On January 17, 2018, U.S. District Judge John Michael Vazquez of the District of New Jersey dismissed all patent infringement claims asserted by Joseph Scibetta (a/k/a “Bankers & Brokers”) (“Scibetta”), against Slingo, Inc. and RealNetworks, Inc. (collectively, “Slingo”). The reason: none of Scibetta’s patents survived scrutiny 35 U.S.C. § 101.
Scibetta is the owner of various intellectual property rights relating to a card and casino game called “BANKERS & BROKERS.” U.S. Patent No. 6,220,597, one of the patents asserted in the case, describes the game in detail:
1. A method for playing a wagering card game comprising the steps of:
Providing a shuffled stack of playing cards where the cards are touched only by the dealer during the game comprising at least one deck thereof;
providing a planar game playing surface comprising a plurality of separately delineated areas adapted for the placement of bets;
establishing odds for payout of winning bets placed in any of the aforesaid plurality of separated and delineated areas;
establishing an initial order of play where players are designated as first player, and so on to a last player;
initiating a round of play by a first player establishing a bet by placing a wager in a designated space on the table near a pot designated and marked onto a surface for displaying a face-up side of a card dealt to each said player;
dealing a stack of six face-down cards as a player’s pot concealing the faces of each dealt card from each player and a dealer, to the first player and any other player in the game;
dealing a stack of six face-down cards, concealing the faces of each dealt card from each player and the dealer, to the dealer as a dealer’s pot;
then, only the dealer turning the dealer’s pot over and turning over the pots over for each player one at a time;
then the dealer immediately determining a player’s winning status or loss status by comparing a face-up card dealt to each player and a now face-up card dealt to the dealer in the dealer’s pot;
after comparing a dealer’s face-up card to a player’s face-up card, paying any winning bets placed by each player in the game;
collecting the played or turned up cards from each pot after bets are paid and placing these cards in a discarded cards designated area on the table;
determining whether the turned-up dealer’s card matches the corresponding turned-up player’s card, whereby at any time during the game or before the dealer may imposed step of disqualifying and discarding any got touched by a player.

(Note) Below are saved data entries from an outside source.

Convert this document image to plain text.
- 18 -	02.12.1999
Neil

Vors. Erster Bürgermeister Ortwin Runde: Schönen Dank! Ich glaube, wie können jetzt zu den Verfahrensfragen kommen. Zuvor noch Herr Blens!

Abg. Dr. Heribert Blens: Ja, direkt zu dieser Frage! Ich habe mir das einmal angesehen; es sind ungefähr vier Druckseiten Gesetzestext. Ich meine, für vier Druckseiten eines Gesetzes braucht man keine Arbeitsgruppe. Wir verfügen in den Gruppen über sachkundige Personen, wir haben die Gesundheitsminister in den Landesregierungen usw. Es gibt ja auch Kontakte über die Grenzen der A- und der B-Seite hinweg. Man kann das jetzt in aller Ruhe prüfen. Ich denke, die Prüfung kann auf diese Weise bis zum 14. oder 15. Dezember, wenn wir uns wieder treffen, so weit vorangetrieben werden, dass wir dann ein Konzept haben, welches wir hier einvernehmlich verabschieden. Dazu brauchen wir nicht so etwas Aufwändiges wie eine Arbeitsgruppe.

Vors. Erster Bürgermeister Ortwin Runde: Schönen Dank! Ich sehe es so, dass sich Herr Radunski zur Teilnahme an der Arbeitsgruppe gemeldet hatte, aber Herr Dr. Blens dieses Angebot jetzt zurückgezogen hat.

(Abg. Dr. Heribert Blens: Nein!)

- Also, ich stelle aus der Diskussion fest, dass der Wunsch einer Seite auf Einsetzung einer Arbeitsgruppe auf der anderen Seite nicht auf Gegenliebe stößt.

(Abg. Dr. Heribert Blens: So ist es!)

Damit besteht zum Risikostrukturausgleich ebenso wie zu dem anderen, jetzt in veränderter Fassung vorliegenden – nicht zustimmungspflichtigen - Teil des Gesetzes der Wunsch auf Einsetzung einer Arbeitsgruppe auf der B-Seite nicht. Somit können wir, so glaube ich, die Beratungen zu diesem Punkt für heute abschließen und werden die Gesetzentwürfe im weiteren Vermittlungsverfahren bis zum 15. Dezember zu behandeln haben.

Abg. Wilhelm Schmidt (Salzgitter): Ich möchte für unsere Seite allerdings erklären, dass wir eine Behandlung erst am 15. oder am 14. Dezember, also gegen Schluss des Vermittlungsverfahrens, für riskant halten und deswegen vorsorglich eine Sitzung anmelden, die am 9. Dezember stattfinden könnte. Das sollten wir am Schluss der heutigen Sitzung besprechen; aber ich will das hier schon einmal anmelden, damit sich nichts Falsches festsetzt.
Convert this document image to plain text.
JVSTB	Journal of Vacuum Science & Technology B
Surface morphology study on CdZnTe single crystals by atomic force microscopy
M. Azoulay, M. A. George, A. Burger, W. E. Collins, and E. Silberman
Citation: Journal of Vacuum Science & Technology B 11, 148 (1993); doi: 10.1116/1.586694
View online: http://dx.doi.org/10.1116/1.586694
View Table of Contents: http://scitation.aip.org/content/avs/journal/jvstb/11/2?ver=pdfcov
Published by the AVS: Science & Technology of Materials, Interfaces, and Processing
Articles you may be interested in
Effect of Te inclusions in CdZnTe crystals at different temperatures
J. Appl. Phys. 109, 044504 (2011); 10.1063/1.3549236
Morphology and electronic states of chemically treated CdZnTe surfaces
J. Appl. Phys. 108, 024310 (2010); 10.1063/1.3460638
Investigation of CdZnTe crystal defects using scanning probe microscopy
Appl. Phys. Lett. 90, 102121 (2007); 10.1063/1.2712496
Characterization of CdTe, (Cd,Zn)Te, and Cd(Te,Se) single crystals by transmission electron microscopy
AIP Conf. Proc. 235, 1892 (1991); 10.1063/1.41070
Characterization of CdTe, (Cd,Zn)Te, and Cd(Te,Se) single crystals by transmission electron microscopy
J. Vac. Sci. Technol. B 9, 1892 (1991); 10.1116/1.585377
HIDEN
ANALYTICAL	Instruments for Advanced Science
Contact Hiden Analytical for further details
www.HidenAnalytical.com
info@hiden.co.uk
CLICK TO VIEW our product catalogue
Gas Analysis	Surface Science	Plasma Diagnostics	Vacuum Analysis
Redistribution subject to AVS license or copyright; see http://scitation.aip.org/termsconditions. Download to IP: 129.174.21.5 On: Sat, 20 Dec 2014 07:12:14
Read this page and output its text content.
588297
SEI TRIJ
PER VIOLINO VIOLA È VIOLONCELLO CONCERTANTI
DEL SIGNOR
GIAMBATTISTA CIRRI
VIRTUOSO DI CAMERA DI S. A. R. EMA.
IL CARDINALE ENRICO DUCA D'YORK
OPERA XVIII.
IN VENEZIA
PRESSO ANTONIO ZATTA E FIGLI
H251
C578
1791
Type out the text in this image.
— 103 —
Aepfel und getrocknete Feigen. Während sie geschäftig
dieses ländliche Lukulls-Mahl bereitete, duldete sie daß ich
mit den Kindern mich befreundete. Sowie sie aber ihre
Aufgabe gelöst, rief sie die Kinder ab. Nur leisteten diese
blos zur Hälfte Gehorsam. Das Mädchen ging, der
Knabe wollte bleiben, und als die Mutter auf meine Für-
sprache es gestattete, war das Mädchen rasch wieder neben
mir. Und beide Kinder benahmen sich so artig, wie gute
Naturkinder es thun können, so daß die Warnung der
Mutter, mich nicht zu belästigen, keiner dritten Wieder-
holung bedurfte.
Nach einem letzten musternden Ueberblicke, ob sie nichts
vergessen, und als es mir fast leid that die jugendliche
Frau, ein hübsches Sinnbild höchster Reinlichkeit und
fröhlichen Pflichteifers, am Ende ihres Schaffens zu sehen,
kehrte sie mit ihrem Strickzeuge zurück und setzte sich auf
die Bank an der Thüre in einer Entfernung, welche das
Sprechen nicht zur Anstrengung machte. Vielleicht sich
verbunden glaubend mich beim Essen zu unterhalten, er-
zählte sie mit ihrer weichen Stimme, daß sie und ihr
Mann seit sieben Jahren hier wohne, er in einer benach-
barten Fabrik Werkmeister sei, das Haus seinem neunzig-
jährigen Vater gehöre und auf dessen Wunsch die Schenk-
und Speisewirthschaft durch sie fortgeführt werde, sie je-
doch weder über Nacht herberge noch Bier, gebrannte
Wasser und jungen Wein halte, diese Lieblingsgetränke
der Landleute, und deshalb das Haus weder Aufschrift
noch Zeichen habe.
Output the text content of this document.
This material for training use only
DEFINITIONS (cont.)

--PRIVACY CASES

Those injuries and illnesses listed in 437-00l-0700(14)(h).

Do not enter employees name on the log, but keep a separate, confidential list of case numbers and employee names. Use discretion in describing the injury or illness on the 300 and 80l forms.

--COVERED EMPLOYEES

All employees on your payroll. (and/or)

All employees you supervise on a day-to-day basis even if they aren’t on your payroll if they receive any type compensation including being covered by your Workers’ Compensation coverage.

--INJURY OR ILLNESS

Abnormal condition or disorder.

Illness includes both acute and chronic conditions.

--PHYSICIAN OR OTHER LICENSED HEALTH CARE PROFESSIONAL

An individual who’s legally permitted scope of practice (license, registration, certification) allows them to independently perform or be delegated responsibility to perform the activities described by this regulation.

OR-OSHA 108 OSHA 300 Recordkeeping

The other asserted patents (U.S. Patent Nos. 6,626,433, 7,331,580, 7,618,044, and 7,857,314) are similar.
Slingo is alleged to have distributed an unlawful copy of BANKERS & BROKERS on their website slingo.com, which was later acquired by RealNetworks, Inc. The alleged copy of BANKERS & BROKERS is reproduced below (as retrieved from archive.org).
On December 12, 2016, Slingo moved to dismiss Scibetta’s case. Among other assertions, Slingo claimed that all of Scibetta’s patents were invalid under 35 U.S.C. § 101.
The Court agreed. With regard to Alice step one, the Court noted that Scibetta’s asserted patent claims were substantially similar to the “method of conducting a wagering game” patent found invalid in In re Smith, 815 F.3d 816 (Fed. Cir. 2016), cert. denied sub nom., Trading Techs. Int’l, Inc. v. Lee, 137 S.Ct. 453 (2016). Indeed, the Court noted that “there is no meaningful distinction between, on the one hand, the unpatentable abstract idea found in In re Smith and, on the other hand, the method and system claims here.” Per the Court, the fact that some claims recited, among other things, a “‘means’ for identifying player/dealer positions” did not “change the fact that [BANKERS & BROKERS] stems from a patent ineligible abstract idea.”
With regard to Alice step two, the Court found that BANKERS & BROKERS “reflects well-understood, routine, and conventional wagering activity” such that “Plaintiffs made no technical improvement on the original abstract idea of a card wagering game using a standard deck of cards.” The mere implementation of such a game on a computer did not change the Court’s analysis: “the claims do nothing more than simply describe the application of the game-related abstract ideas to a generic computer system.”
Scibetta’s case is not doomed. Scibetta still has a viable claim for misappropriation against Slingo. Moreover, while Scibetta’s trademark and unjust enrichment claims were also dismissed by the Court, the claims were dismissed without prejudice and largely based on pleading deficiencies. As such, Scibetta will be afforded an opportunity to amend and supplement his complaint.
This case illustrates the difficulties of enforcing patents that, despite their presumption of validity, were granted prior to the Alice decision when the USPTO was using a different standard of examination. A trend is appearing where the presumption of validity applied to those patents by courts appears to be inherently lower than that given to more recently granted patents. Scibetta asserted five patents, and not one survived a motion to dismiss. Those looking to acquire patent portfolios, for example, should be particularly wary of purchasing patents which may look great but may face significant hurdles during enforcement. Sometimes, a single strong patent is worth more than a hundred unenforceable ones.